Das ursprüngliche Verfahren
Anfang 2020 verhängte die GVH Geldbußen von insgesamt mehr als 1,6 Mrd. Forint gegen zehn Unternehmen wegen Absprachen bei öffentlichen Ausschreibungen für bildgebende Diagnosegeräte. Im ursprünglichen Verfahren kooperierten mehrere Unternehmen mit der Wettbewerbsbehörde. Drei Firmen meldeten ihr Fehlverhalten freiwillig und legten Beweise vor, wodurch ihre Strafen reduziert wurden. Die kooperierenden Unternehmen haben die verhängten Geldbußen von mehr als 860 Mio. Forint bereits an den Staatshaushalt abgeführt. Drei weitere Unternehmen, die GE Hungary Kft., die Premier G. Med Kft. und die Medirex Zrt., machten hingegen von ihrem gesetzlich garantierten Recht auf Rechtsbehelf Gebrauch und fochten die Entscheidung der GVH an.
Nach Widerständen kooperativ
Der Oberste Gerichtshof bestätigte im Gerichtsverfahren die Entscheidung der GVH, dass eine unzulässige Marktaufteilung und Kartellbildung stattgefunden hatte. Die Verhängung der Geldbuße war daher gerechtfertigt. Das Gericht verpflichtete die Wettbewerbsbehörde jedoch zu einem erneuten Verfahren. Im erneuten Verfahren zeigten sich die betroffenen Unternehmen nach anfänglichen Widerständen kooperativ. Sie bestritten den Sachverhalt nicht länger und verzichteten auf Rechtsmittel. Aufgrund dieser Zusammenarbeit reduzierte die GVH die gegen die Unternehmen verhängten Geldbußen erheblich.

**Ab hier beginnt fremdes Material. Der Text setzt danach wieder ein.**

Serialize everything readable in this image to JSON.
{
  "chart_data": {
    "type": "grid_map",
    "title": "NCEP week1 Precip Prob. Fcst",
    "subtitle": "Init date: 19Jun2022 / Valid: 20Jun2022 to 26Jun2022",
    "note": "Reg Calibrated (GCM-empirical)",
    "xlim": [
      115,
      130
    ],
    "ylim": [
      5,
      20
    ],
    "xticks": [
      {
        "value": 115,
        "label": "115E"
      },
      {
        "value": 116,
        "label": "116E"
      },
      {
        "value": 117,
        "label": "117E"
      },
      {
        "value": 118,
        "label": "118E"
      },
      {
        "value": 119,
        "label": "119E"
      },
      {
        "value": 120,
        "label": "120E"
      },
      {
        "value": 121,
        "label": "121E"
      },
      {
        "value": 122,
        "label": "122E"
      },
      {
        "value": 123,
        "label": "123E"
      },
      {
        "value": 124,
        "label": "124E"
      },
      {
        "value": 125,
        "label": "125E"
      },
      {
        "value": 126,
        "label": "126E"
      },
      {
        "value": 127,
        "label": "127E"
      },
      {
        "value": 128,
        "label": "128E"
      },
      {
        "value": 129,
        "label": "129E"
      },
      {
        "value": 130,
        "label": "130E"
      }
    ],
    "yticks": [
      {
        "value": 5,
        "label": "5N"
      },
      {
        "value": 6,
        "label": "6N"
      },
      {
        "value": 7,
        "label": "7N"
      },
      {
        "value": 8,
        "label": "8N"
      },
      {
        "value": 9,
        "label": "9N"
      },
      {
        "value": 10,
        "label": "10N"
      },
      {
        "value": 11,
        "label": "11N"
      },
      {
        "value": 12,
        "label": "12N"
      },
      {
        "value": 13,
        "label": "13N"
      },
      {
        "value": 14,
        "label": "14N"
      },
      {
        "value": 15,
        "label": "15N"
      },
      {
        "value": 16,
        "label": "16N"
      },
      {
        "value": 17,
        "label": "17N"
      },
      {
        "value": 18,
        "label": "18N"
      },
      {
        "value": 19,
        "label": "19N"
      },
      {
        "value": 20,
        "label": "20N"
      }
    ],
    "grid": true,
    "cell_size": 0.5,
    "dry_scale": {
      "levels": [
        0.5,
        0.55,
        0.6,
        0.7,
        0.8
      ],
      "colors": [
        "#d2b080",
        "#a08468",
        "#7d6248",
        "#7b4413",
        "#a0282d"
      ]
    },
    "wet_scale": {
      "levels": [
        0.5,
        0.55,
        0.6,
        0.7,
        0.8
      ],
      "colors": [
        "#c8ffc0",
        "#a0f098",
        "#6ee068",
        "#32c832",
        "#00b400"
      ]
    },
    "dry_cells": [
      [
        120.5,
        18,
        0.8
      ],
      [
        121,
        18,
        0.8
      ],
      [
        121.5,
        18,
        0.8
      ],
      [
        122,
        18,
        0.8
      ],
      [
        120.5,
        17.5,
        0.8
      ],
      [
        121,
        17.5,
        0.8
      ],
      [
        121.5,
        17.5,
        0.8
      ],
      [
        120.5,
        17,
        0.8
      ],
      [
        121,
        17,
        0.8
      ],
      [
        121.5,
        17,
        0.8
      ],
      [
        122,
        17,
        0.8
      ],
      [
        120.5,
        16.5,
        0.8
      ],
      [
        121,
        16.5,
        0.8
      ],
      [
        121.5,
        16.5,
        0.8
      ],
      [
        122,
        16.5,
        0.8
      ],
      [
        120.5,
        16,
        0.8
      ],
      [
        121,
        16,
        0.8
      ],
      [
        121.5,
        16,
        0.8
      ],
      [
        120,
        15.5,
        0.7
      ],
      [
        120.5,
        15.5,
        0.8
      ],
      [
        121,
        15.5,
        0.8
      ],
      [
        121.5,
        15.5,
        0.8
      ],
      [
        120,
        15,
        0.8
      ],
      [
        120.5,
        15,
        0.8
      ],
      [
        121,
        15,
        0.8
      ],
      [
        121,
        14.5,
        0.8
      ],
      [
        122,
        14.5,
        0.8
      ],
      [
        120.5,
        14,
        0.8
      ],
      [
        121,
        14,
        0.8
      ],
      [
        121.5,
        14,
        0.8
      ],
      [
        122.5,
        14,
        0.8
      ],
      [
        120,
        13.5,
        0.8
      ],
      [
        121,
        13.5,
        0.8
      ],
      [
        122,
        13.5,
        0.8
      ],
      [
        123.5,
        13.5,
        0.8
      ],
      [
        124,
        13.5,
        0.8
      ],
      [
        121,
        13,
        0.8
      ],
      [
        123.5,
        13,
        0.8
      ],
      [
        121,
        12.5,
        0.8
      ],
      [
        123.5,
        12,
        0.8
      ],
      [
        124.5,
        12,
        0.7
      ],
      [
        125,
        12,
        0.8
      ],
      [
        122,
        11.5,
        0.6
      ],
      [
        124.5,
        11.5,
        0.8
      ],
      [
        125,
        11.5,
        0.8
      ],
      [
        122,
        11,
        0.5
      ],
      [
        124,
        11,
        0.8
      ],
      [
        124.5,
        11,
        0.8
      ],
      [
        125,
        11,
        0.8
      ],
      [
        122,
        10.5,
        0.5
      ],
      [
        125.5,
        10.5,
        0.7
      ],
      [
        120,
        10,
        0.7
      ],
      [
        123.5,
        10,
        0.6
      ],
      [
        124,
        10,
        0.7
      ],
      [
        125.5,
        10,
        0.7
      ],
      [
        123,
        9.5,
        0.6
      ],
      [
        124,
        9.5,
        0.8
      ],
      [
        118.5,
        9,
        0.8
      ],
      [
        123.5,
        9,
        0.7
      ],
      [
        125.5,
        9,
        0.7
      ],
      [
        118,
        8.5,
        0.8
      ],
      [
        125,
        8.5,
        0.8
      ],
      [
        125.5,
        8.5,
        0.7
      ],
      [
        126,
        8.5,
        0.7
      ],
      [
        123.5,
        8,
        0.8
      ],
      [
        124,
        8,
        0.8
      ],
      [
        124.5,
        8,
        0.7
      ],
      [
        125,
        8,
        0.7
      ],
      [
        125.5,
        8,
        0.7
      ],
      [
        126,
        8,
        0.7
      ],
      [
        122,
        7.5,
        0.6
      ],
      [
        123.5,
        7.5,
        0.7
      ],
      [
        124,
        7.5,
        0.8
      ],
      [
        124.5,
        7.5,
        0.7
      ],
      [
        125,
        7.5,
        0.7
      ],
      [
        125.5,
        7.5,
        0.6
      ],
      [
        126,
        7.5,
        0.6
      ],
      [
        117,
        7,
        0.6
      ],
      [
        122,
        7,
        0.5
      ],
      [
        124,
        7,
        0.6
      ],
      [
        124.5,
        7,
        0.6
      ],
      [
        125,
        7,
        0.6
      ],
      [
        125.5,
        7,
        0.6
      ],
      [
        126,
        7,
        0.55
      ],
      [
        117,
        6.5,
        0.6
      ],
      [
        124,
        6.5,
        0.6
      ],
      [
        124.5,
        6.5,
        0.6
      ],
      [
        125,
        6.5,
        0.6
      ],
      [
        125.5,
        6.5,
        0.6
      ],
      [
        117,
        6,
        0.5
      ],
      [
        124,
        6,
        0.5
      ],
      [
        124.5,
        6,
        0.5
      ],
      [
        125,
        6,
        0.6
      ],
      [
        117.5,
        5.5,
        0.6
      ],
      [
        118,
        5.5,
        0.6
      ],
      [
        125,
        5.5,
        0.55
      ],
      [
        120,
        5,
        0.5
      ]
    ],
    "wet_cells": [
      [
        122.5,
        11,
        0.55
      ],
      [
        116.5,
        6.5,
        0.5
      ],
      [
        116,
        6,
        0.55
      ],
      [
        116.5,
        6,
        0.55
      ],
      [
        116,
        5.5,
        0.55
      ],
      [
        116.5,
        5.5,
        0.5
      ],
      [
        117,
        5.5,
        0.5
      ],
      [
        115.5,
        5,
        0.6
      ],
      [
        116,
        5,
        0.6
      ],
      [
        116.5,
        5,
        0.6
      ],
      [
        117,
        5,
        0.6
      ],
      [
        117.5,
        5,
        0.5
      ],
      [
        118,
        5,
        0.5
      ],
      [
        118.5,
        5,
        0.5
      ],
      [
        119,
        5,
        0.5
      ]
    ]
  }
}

Unternehmen zahlen Bußgelder
Die GVH verhängte Geldbußen in Höhe von insgesamt 550 Mio. Forint gegen die drei Unternehmen: Ungefähr 240 Mio. Forint für GE Hungary, rund 205 Mio. Forint für Premier G. Med und 105 Mio. Forint für Medirex. Durch diese Entscheidung haben sich nun alle Unternehmen, die im ursprünglichen Kartellverfahren mit Geldbußen belegt wurden, im Rahmen ihrer Kooperation verpflichtet, die Strafen zu bezahlen. Zusammen mit den bereits zuvor gezahlten Geldbußen fließen dem zentralen Haushalt durch die GVH-Entscheidungen insgesamt mehr als 1,4 Mrd. Forint zu.